Clears JAX's internal caches to ensure fresh compilation for benchmarking.

In [18]:
jax.clear_caches()

### Run Benchmarking

Executes the benchmarking functions for various `nside` values to collect performance data.

In [None]:
fwd_times = []
bwd_times = []
nsides = [4 , 8 , 16 , 32 , 64 , 128 , 256 ]
for nside in nsides:
    fwd_times.append(run_fwd_test(nside))
    bwd_times.append(run_bwd_test(nside))

For nside 128
 -> FWD
 -> -> cuda_jit_time: 4.4200, cuda_run_time: 0.6231 mse against hp 2.3766630166715178e-29
 -> -> jax_jit_time: 38.6306, jax_run_time: 0.6253 mse against hp 2.3766630166715178e-29
 -> -> healpy_jit_time: 0.8766, healpy_run_time: 0.4540
For nside 128
 -> BWD
 -> -> cuda_jit_time: 1.3143, cuda_run_time: 0.0907 mse against hp 2.5339123457221976e-25
 -> -> jax_jit_time: 15.6730, jax_run_time: 0.1263 mse against hp 2.5339096506006936e-25
 -> -> healpy_jit_time: 0.0512, healpy_run_time: 0.0041 
For nside 256
 -> FWD
 -> -> cuda_jit_time: 8.7759, cuda_run_time: 4.6370 mse against hp 4.332503429570958e-10
 -> -> jax_jit_time: 88.8303, jax_run_time: 4.6417 mse against hp 4.332503429570958e-10
 -> -> healpy_jit_time: 2.5950, healpy_run_time: 1.7487


KeyboardInterrupt: 

: 

### Plotting Utility

This cell defines a utility function to plot the compilation and execution times obtained from the benchmarking tests.

In [None]:
import matplotlib.pyplot as plt
import numpy as np
import seaborn as sns
sns.plotting_context("poster")
sns.set(font_scale=1.4)


def plot_times(title, nsides, chrono_times):

    # Extracting times from the chrono_times
    cuda_jit_times = [times[0] for times in chrono_times]
    cuda_run_times = [times[1] for times in chrono_times]
    jax_jit_times = [times[2] for times in chrono_times]
    jax_run_times = [times[3] for times in chrono_times]
    healpy_jit_times = [times[4] for times in chrono_times]
    healpy_run_times = [times[5] for times in chrono_times]

    # Create subplots
    fig, (ax1, ax2) = plt.subplots(1, 2, figsize=(14, 7))
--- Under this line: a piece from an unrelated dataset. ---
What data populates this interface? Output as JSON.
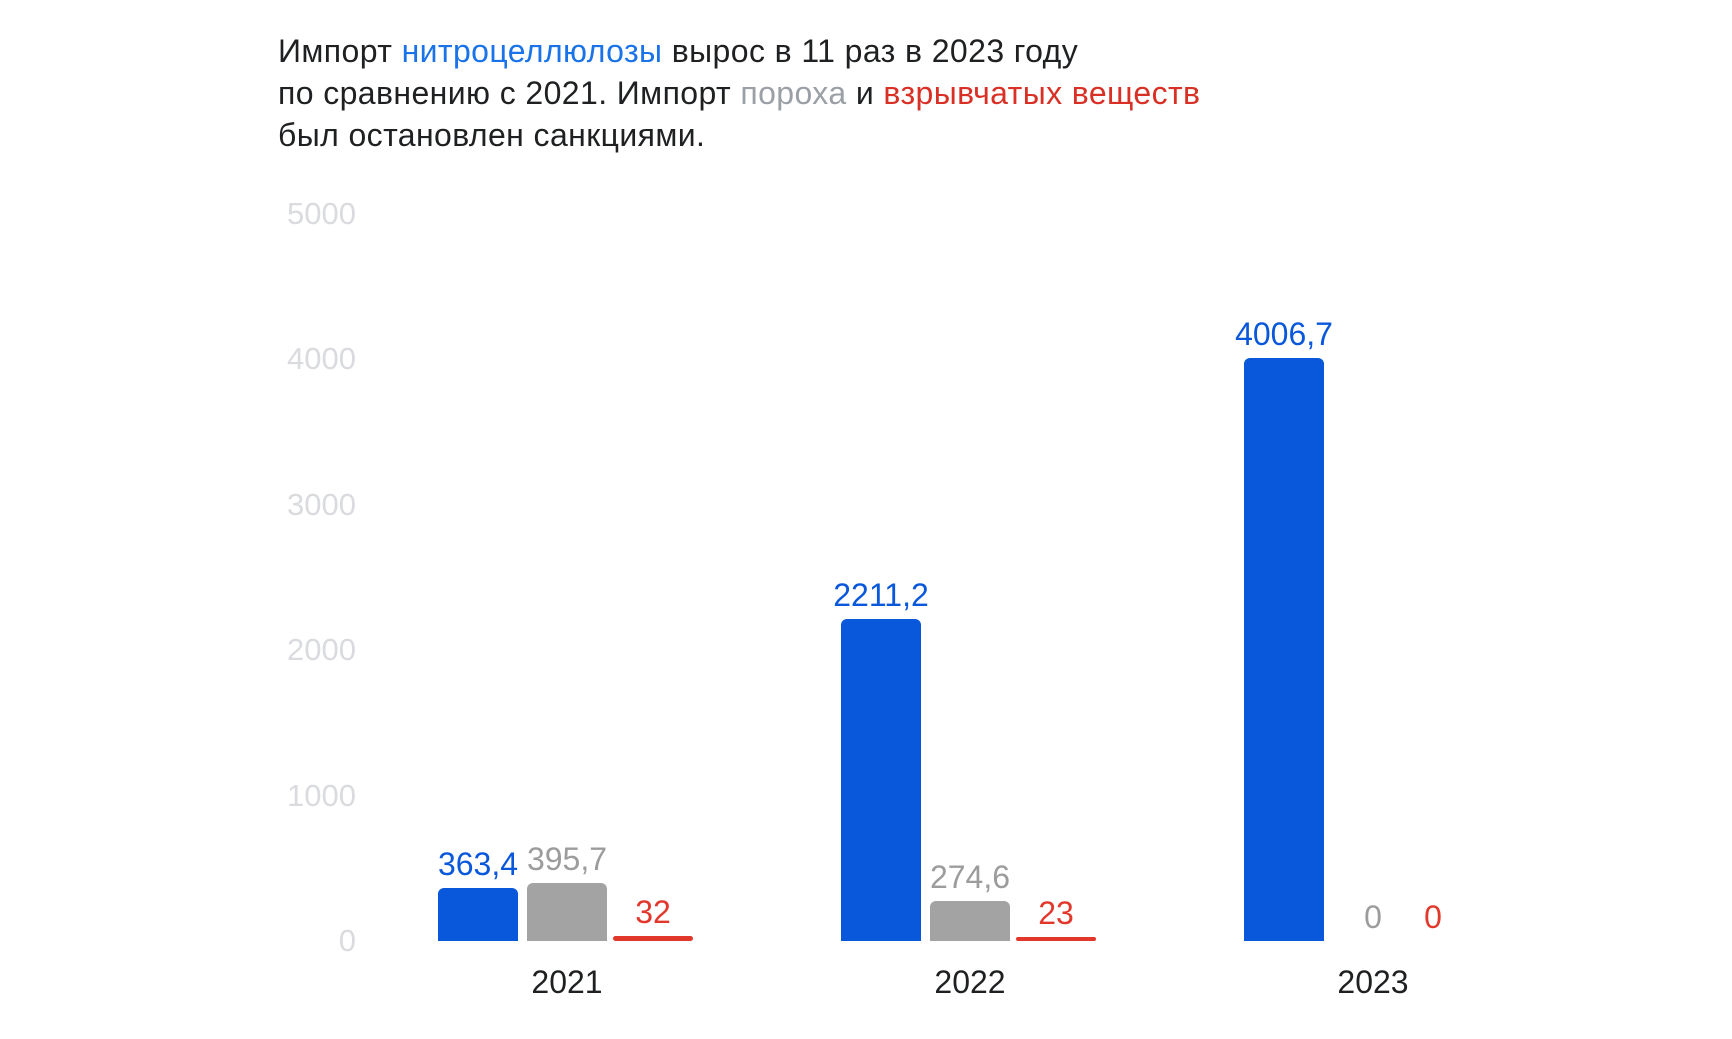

    f2 = lambda a: np.log2(a)
    g2 = lambda b: b**2


    # Plot for JIT times
    ax1.plot(nsides, cuda_jit_times, 'g-o', label='ours')
    ax1.plot(nsides, jax_jit_times, 'b-o', label='s2fft base')
    ax1.plot(nsides, healpy_jit_times, 'r-o', label='Healpy')
    ax1.set_title('Compilation Times (first run)')
    ax1.set_xlabel('nside')
    ax1.set_ylabel('Time (seconds)')
    ax1.set_xscale('function', functions=(f2, g2))
    ax1.set_xticks(nsides)
    ax1.set_xticklabels(nsides)
    ax1.legend()
    ax1.grid(True, which="both", ls="--")

    # Plot for Run times
    ax2.plot(nsides, cuda_run_times, 'g-o', label='ours')
    ax2.plot(nsides, jax_run_times, 'b-o', label='s2fft base')
    ax2.plot(nsides, healpy_run_times, 'r-o', label='Healpy')
    ax2.set_title('Execution Times')
    ax2.set_xlabel('nside')
    ax2.set_ylabel('Time (seconds)')
    ax2.set_xscale('function', functions=(f2, g2))
    ax2.set_xticks(nsides)
    ax2.set_xticklabels(nsides)
    ax2.legend()
    ax2.grid(True, which="both", ls="--")

    # Set the overall title for the figure
    fig.suptitle(title, fontsize=16)

    # Show the plots
    plt.tight_layout(rect=[0, 0, 1, 0.96])  # Adjust rect to make space for the suptitle
    plt.show()

### Visualize Performance Results

This cell calls the plotting function to visualize the benchmark results for forward and backward transforms.

In [None]:
plot_times("Forward FFT Times", nsides, fwd_times)
plot_times("Backward FFT Times", nsides, bwd_times)

### Final Reconstruction and Error Check

This cell performs a final inverse transform to reconstruct the map and calculates the Mean Squared Error (MSE) against the `healpy` reconstructed map to verify accuracy.

In [None]:
# Test backward transform
map_reconstructed = inverse(j_alms, nside=nside, L=L, sampling='healpix', method='jax_cuda')
print(f"shape of map_reconstructed: {map_reconstructed.shape}")
hp_reconstructed = hp.alm2map(alms_healpy, nside=nside, lmax=lmax)

# Compute the mean squared error between the two maps
mse = jnp.mean((map_reconstructed - hp_reconstructed) ** 2)
print(f"Mean Squared Error between reconstructed map and healpy map: {mse}")

shape of map_reconstructed: (3072,)
Mean Squared Error between reconstructed map and healpy map: (1.8236620334440454e-27-8.008792862185043e-31j)